As of the census of 2000, there were 1,913 people, 697 households, and 545 families residing in the town. The population density was 50.9 PD/sqmi. There were 763 housing units at an average density of 20.3 /sqmi. The racial makeup of the town was 98.22% White, 0.31% African American, 0.21% Native American, 0.16% Asian, 0.16% from other races, and 0.94% from two or more races. Hispanic or Latino of any race were 0.68% of the population.

There were 697 households, out of which 35.9% had children under the age of 18 living with them, 63.3% were married couples living together, 9.8% had a female householder with no husband present, and 21.7% were non-families. 17.2% of all households were made up of individuals, and 6.5% had someone living alone who was 65 years of age or older. The average household size was 2.74 and the average family size was 3.02.
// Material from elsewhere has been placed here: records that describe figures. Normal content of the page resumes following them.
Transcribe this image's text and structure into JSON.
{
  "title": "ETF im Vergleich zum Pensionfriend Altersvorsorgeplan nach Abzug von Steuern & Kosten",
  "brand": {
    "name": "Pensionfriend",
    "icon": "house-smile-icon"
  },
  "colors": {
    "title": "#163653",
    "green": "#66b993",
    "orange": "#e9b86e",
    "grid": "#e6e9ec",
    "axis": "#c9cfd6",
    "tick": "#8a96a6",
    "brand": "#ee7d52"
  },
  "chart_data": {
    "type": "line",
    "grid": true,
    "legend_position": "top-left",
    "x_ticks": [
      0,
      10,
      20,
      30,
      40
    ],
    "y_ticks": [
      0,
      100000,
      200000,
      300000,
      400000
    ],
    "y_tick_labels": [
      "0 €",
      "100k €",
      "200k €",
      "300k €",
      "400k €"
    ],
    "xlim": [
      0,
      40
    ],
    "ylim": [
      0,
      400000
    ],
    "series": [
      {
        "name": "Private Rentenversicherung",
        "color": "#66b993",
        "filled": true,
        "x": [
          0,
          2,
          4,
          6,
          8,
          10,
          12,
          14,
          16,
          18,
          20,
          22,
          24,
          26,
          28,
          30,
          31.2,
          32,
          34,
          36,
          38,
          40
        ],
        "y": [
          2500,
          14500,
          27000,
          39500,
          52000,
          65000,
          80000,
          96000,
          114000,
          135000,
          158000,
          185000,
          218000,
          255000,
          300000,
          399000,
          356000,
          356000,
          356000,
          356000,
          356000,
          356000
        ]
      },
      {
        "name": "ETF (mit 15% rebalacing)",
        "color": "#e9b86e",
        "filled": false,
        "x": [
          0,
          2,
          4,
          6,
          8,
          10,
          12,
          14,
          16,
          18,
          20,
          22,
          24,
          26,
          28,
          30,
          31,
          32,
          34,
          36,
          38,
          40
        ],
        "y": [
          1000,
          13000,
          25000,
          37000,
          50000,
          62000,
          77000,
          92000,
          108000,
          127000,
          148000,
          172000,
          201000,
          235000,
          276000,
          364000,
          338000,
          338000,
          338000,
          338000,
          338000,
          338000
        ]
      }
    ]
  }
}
In the town, the population was spread out, with 27.6% under the age of 18, 9.0% from 18 to 24, 27.8% from 25 to 44, 26.0% from 45 to 64, and 9.6% who were 65 years of age or older. The median age was 35 years. For every 100 females, there were 102.9 males. For every 100 females age 18 and over, there were 101.6 males.
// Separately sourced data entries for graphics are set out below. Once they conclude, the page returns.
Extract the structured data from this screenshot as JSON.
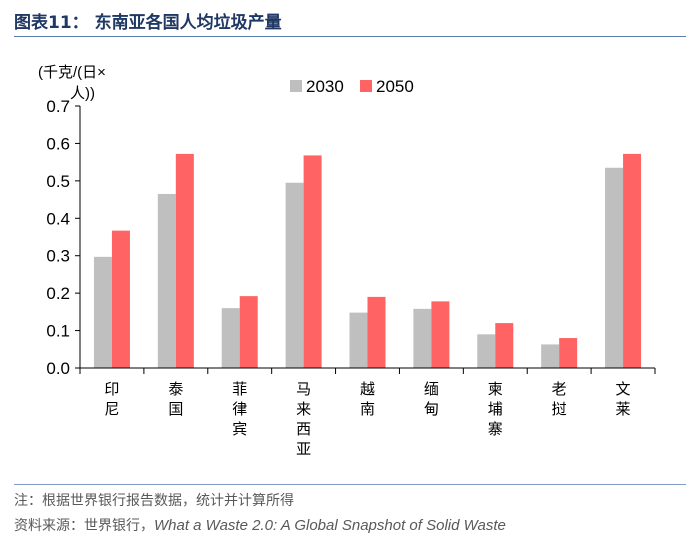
{
  "figure": {
    "title": "图表11：  东南亚各国人均垃圾产量",
    "note": "注：根据世界银行报告数据，统计并计算所得",
    "source_prefix": "资料来源：世界银行，",
    "source_title": "What a Waste 2.0: A Global Snapshot of Solid Waste"
  },
  "chart_data": {
    "type": "bar",
    "ylabel": "(千克/(日×人))",
    "ylim": [
      0,
      0.7
    ],
    "yticks": [
      "0.0",
      "0.1",
      "0.2",
      "0.3",
      "0.4",
      "0.5",
      "0.6",
      "0.7"
    ],
    "categories": [
      "印尼",
      "泰国",
      "菲律宾",
      "马来西亚",
      "越南",
      "缅甸",
      "柬埔寨",
      "老挝",
      "文莱"
    ],
    "series": [
      {
        "name": "2030",
        "color": "#bfbfbf",
        "values": [
          0.297,
          0.465,
          0.16,
          0.495,
          0.148,
          0.158,
          0.09,
          0.063,
          0.535
        ]
      },
      {
        "name": "2050",
        "color": "#ff6363",
        "values": [
          0.367,
          0.572,
          0.192,
          0.568,
          0.19,
          0.178,
          0.12,
          0.08,
          0.572
        ]
      }
    ],
    "grid": false,
    "legend": "top"
  }
}
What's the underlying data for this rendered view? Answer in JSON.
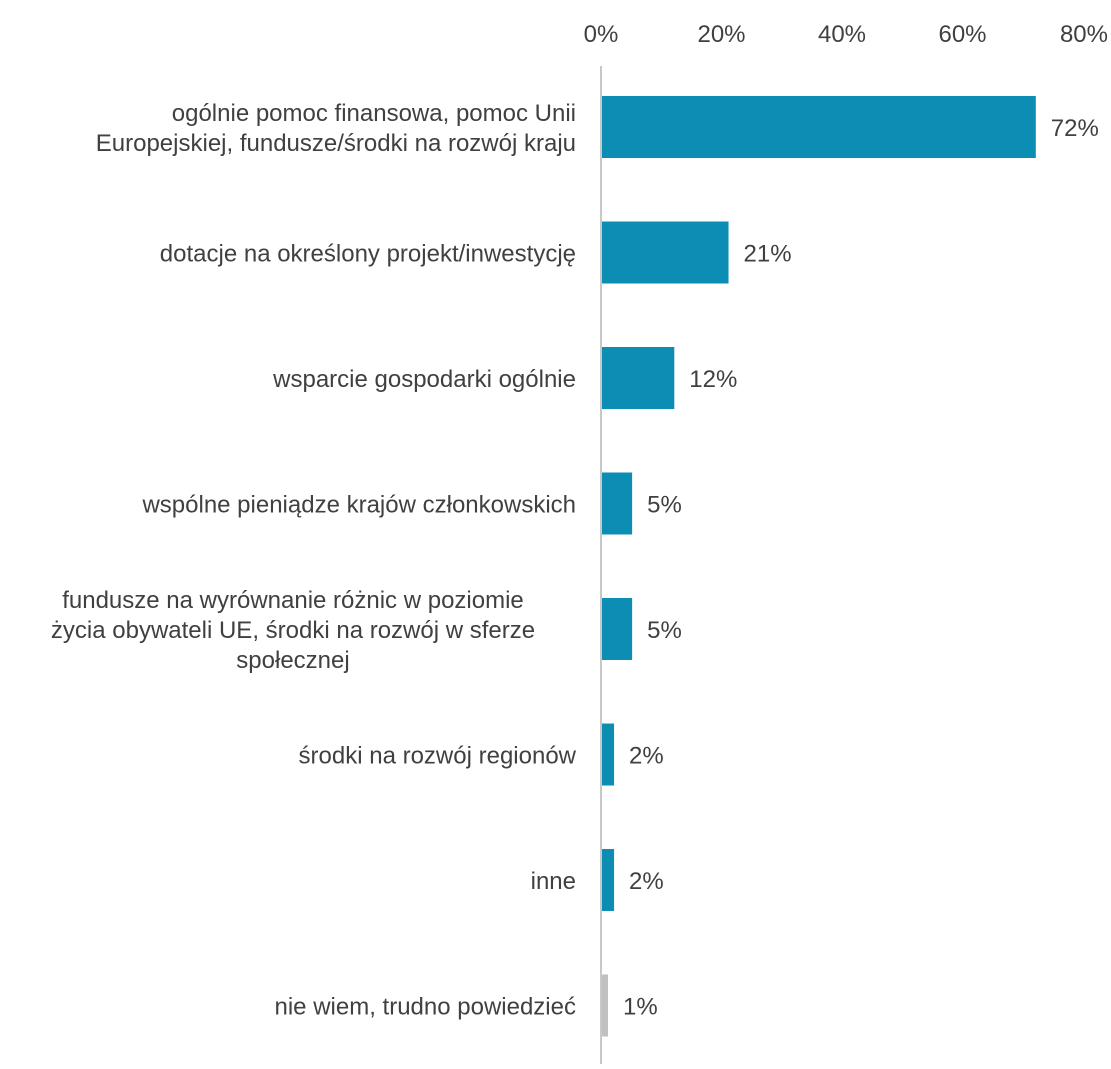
{
  "chart_data": {
    "type": "bar",
    "orientation": "horizontal",
    "categories": [
      [
        "ogólnie pomoc finansowa, pomoc Unii",
        "Europejskiej, fundusze/środki na rozwój kraju"
      ],
      [
        "dotacje na określony projekt/inwestycję"
      ],
      [
        "wsparcie gospodarki ogólnie"
      ],
      [
        "wspólne pieniądze krajów członkowskich"
      ],
      [
        "fundusze na wyrównanie różnic w poziomie",
        "życia obywateli UE, środki na rozwój w sferze",
        "społecznej"
      ],
      [
        "środki na rozwój regionów"
      ],
      [
        "inne"
      ],
      [
        "nie wiem, trudno powiedzieć"
      ]
    ],
    "values": [
      72,
      21,
      12,
      5,
      5,
      2,
      2,
      1
    ],
    "data_labels": [
      "72%",
      "21%",
      "12%",
      "5%",
      "5%",
      "2%",
      "2%",
      "1%"
    ],
    "bar_colors": [
      "#0b8db4",
      "#0b8db4",
      "#0b8db4",
      "#0b8db4",
      "#0b8db4",
      "#0b8db4",
      "#0b8db4",
      "#c0c0c0"
    ],
    "xaxis": {
      "position": "top",
      "ticks": [
        0,
        20,
        40,
        60,
        80
      ],
      "tick_labels": [
        "0%",
        "20%",
        "40%",
        "60%",
        "80%"
      ],
      "range": [
        0,
        80
      ]
    },
    "title": "",
    "xlabel": "",
    "ylabel": "",
    "grid": false,
    "legend": "none",
    "axis_line_color": "#c8c8c8",
    "text_color": "#404040"
  }
}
The median income for a household in the town was $37,443, and the median income for a family was $41,250. Males had a median income of $30,037 versus $24,750 for females. The per capita income for the town was $15,625. About 13.5% of families and 15.9% of the population were below the poverty line, including 26.8% of those under age 18 and 5.2% of those age 65 or over.

Historical population
| Census | Pop. | Note | %± |
| 1840 | 638 |  | — |
| 1850 | 686 |  | 7.5% |
| 1860 | 886 |  | 29.2% |
| 1870 | 1,251 |  | 41.2% |
| 1880 | 1,563 |  | 24.9% |
| 1890 | 1,537 |  | −1.7% |
| 1900 | 1,306 |  | −15.0% |
| 1910 | 1,153 |  | −11.7% |
| 1920 | 1,024 |  | −11.2% |
| 1930 | 945 |  | −7.7% |
| 1940 | 961 |  | 1.7% |
| 1950 | 1,043 |  | 8.5% |
| 1960 | 1,313 |  | 25.9% |
| 1970 | 1,414 |  | 7.7% |
| 1980 | 1,831 |  | 29.5% |
| 1990 | 1,862 |  | 1.7% |
| 2000 | 1,913 |  | 2.7% |
| 2010 | 1,967 |  | 2.8% |
| 2020 | 1,816 |  | −7.7% |
| 2021 (est.) | 1,794 |  | −1.2% |
U.S. Decennial Census

== Communities and other locations in the Town of Lindley ==
- East Lindley - A hamlet by the east part town line on County Road 120 and Tannery Creek.
- Lawrenceville - A hamlet on the south town line is a continuation of a larger community with the same name in Pennsylvania (See: Lawrenceville, Pennsylvania).
- Lindley - The hamlet of Lindley is near the center of the town on US Route 15 and the east bank of the Tioga River.
- Presho - A hamlet in the north part of the town on US Route 15 and on the west bank of the Tioga River.